Bupati Kepahiang, H. Zurdi Nata, mengungkapkan kekesalannya atas situasi ini. Ia tidak hanya menyoroti masa berlaku HGU yang telah kedaluwarsa, tetapi juga indikasi pelanggaran serius terkait legalitas operasional perusahaan.
Izin Perkebunan, Aktivitas Pabrik Teh Oolong
Hasil penelusuran langsung ke Kementerian Investasi menunjukkan adanya kejanggalan. Menurut Bupati, izin yang dimiliki PT TUMS adalah izin perkebunan, sementara di lapangan perusahaan justru mengoperasikan pabrik pengolahan teh oolong.
“Saya cek langsung di kementerian, izin PT TUM itu izin perkebunan. Sementara mereka memiliki pabrik. Itu saja menurut saya sudah menyalahi aturan,” tegas Zurdi Nata.
Keberadaan pabrik tersebut, kata Bupati, semestinya didukung oleh perizinan yang sesuai dan komprehensif, bukan sekadar izin perkebunan.

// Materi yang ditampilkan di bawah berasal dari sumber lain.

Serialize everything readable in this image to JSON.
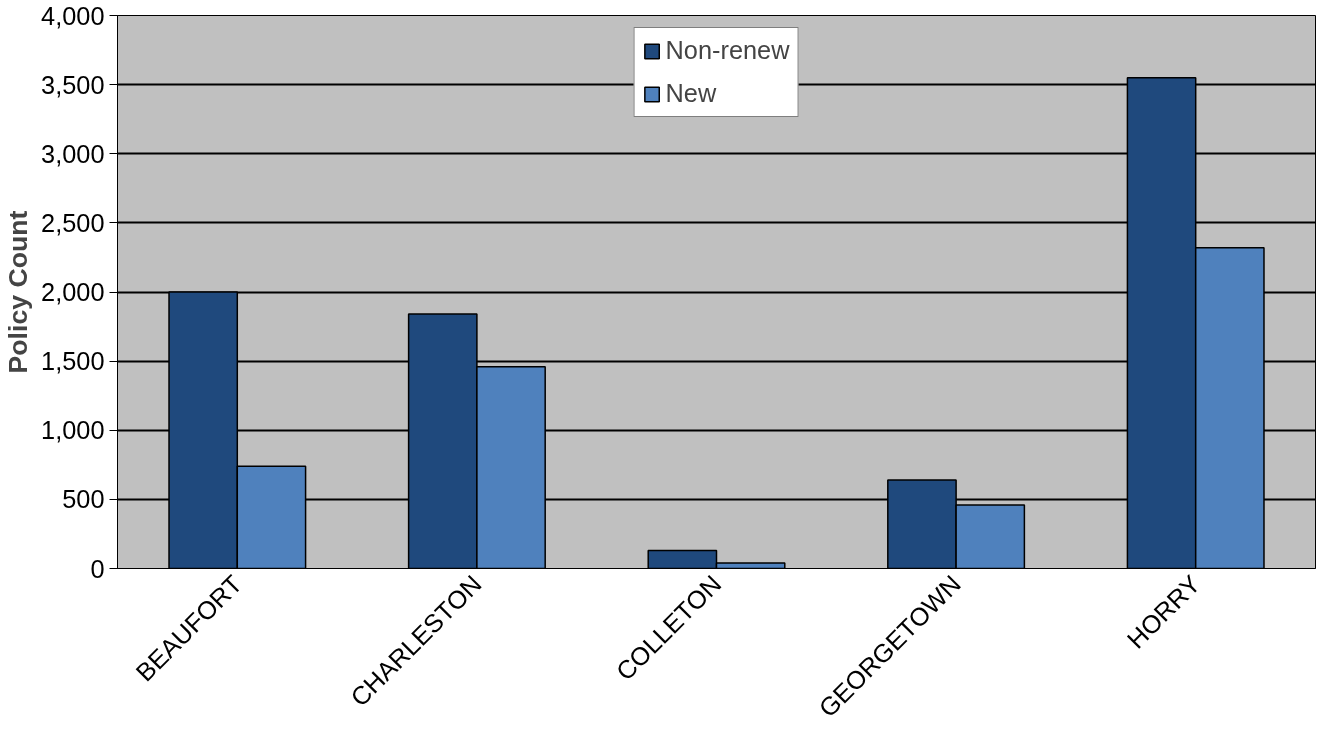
{
  "chart_data": {
    "type": "bar",
    "ylabel": "Policy Count",
    "categories": [
      "BEAUFORT",
      "CHARLESTON",
      "COLLETON",
      "GEORGETOWN",
      "HORRY"
    ],
    "series": [
      {
        "name": "Non-renew",
        "color": "#1f497d",
        "values": [
          2000,
          1840,
          130,
          640,
          3550
        ]
      },
      {
        "name": "New",
        "color": "#4f81bd",
        "values": [
          740,
          1460,
          40,
          460,
          2320
        ]
      }
    ],
    "ylim": [
      0,
      4000
    ],
    "yticks": [
      {
        "value": 0,
        "label": "0"
      },
      {
        "value": 500,
        "label": "500"
      },
      {
        "value": 1000,
        "label": "1,000"
      },
      {
        "value": 1500,
        "label": "1,500"
      },
      {
        "value": 2000,
        "label": "2,000"
      },
      {
        "value": 2500,
        "label": "2,500"
      },
      {
        "value": 3000,
        "label": "3,000"
      },
      {
        "value": 3500,
        "label": "3,500"
      },
      {
        "value": 4000,
        "label": "4,000"
      }
    ],
    "grid": "y",
    "legend": "top"
  }
}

Status Tanah Kembali ke Negara
Kepala Kantor BPN/ATR Kepahiang, Nova Maroya, menjelaskan bahwa berdasarkan PP Nomor 18 Tahun 2021 Pasal 32, lahan yang masa HGU-nya berakhir secara otomatis kembali menjadi tanah negara. Keputusan penataan kembali lahan tersebut ditetapkan melalui SK Menteri ATR/BPN.

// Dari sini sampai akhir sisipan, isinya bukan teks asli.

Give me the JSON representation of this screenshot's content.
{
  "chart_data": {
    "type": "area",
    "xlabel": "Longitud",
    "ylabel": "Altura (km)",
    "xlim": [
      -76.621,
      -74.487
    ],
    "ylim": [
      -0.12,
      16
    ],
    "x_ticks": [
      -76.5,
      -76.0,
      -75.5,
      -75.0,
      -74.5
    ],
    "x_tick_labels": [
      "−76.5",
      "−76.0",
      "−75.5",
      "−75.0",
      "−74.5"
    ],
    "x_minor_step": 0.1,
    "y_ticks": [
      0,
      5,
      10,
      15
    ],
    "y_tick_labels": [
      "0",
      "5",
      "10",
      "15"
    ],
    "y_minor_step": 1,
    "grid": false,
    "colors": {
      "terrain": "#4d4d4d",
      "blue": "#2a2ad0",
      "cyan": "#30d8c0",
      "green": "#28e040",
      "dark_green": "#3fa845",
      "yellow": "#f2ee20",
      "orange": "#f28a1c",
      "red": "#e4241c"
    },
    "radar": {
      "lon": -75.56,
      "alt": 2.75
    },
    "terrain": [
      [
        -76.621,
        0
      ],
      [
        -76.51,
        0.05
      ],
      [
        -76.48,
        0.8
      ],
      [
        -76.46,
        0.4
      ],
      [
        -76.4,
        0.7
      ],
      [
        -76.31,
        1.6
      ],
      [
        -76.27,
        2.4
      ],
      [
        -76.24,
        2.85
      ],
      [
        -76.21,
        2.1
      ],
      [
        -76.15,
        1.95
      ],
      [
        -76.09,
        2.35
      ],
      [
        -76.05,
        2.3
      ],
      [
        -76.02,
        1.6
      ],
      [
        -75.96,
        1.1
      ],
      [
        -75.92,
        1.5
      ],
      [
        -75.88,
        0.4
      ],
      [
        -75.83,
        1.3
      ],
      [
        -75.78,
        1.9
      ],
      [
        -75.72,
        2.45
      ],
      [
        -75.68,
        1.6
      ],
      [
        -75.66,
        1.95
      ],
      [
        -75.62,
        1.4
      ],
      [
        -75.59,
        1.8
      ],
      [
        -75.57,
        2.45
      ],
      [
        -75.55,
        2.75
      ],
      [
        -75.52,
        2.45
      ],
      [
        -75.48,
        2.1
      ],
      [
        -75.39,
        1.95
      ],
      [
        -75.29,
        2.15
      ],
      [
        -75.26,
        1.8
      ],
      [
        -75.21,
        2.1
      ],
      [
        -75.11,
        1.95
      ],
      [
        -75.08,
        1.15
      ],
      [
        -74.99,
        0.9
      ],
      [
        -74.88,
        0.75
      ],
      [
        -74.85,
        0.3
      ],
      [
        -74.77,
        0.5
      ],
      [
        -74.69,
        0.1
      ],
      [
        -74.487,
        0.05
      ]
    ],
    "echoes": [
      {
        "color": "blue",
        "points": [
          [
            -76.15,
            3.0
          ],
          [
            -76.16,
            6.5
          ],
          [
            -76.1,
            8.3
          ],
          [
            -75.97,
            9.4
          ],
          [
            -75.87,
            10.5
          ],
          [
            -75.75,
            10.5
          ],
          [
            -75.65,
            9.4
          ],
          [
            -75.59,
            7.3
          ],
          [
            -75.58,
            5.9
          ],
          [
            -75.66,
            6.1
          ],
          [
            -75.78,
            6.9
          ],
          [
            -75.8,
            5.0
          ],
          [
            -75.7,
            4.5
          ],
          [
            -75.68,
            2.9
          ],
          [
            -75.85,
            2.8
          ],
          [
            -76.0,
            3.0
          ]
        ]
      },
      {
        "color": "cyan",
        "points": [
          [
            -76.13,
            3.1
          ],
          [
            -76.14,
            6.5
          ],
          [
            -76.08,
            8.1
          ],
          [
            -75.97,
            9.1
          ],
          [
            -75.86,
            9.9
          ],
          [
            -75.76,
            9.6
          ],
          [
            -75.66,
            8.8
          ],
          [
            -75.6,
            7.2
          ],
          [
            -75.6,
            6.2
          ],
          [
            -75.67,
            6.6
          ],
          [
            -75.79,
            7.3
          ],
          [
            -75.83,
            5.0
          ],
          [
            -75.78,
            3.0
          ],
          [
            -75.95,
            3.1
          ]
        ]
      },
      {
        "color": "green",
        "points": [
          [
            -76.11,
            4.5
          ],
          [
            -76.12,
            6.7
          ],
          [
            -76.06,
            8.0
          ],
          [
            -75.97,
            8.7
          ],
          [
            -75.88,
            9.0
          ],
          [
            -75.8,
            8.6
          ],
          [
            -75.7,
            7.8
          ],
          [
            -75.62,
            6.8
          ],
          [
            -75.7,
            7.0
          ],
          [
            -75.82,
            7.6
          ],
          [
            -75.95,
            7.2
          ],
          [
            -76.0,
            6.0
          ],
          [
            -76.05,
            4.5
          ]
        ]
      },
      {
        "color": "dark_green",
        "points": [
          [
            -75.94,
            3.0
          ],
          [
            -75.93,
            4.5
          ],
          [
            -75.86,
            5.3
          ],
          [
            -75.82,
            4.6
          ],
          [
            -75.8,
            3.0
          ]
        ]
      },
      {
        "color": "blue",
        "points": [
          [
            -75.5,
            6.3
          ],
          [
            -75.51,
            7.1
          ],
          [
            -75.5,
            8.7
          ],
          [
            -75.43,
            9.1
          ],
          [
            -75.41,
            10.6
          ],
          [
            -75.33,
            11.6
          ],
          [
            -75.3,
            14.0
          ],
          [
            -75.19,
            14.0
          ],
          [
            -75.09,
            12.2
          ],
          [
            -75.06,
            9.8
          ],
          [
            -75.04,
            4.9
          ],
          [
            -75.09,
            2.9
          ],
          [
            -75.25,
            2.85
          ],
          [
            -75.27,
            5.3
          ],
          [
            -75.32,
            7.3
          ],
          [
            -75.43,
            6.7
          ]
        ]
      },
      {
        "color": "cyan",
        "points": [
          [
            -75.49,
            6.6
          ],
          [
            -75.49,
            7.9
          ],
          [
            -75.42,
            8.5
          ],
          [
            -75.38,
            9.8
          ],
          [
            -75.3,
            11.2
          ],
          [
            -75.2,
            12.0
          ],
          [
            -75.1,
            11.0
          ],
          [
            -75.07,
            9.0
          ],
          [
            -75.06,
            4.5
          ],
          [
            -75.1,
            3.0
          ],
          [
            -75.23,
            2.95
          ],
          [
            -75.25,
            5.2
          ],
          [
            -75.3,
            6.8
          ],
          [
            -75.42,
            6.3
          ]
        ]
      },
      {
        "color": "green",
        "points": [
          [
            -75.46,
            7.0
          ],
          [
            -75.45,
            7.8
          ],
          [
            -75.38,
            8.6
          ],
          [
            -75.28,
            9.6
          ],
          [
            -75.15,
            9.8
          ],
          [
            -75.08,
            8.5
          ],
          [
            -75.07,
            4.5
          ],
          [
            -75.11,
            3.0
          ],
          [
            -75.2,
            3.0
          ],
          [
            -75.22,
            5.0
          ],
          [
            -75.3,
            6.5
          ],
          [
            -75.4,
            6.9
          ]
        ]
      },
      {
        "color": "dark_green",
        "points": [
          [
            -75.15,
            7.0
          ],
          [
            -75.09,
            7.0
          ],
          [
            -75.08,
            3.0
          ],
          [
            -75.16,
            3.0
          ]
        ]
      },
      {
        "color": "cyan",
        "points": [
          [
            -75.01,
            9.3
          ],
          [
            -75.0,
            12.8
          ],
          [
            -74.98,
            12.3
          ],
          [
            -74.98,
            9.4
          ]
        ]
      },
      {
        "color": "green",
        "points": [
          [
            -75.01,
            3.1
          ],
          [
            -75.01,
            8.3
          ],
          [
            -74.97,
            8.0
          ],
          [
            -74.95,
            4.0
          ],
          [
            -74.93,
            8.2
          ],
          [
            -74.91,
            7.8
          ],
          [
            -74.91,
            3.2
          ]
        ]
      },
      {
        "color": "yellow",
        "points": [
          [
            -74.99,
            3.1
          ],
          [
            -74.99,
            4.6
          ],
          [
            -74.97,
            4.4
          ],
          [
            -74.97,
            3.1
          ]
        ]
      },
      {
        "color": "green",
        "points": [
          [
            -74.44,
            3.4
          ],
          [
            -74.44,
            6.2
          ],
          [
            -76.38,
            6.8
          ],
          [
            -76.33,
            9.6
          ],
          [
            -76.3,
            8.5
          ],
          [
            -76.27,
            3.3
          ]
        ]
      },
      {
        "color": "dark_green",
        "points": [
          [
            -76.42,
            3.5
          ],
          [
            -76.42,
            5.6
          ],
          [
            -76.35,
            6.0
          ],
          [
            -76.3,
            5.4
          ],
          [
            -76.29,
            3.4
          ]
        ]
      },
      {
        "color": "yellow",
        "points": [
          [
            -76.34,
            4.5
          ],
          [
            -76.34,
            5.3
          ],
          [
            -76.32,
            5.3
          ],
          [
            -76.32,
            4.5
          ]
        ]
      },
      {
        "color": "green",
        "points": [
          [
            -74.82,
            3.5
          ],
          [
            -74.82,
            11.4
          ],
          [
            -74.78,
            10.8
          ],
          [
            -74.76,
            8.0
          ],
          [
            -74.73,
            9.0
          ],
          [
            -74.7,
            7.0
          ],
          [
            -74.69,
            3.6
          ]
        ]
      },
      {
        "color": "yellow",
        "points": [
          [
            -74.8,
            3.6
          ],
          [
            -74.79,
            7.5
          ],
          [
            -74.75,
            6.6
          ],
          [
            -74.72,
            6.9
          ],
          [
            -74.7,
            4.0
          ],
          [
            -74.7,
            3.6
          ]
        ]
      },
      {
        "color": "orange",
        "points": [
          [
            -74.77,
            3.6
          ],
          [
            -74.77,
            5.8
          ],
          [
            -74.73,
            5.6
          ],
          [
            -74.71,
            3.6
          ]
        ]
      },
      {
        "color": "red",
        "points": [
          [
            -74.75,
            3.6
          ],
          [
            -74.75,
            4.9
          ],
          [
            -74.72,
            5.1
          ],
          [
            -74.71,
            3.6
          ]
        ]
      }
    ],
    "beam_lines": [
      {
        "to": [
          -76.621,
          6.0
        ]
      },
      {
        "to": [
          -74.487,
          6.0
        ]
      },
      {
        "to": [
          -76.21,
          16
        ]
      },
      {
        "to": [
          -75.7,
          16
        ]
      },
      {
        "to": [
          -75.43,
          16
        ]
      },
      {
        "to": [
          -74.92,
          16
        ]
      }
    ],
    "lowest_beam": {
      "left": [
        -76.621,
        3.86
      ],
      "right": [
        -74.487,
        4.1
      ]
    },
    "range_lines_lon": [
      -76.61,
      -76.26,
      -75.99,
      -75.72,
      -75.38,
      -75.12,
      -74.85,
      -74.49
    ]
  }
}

“Ayat 2 menyebutkan, ketika HGU habis dan menjadi tanah negara, maka akan ditindaklanjuti melalui penataan kembali. Keputusannya ditetapkan melalui SK Menteri ATR/BPN,” papar Nova.
Keterbatasan Kewenangan BPN
Meski lahan kini berstatus tanah negara, Nova mengakui pihaknya memiliki keterbatasan kewenangan untuk menindak operasional perusahaan yang masih berjalan di atas lahan tersebut.
Hingga berita ini diturunkan, belum ada langkah tegas dari instansi terkait untuk menghentikan aktivitas PT TUMS. Akibatnya, nasib penataan kembali lahan eks HGU seluas 116 hektare oleh Pemkab Kepahiang masih menggantung.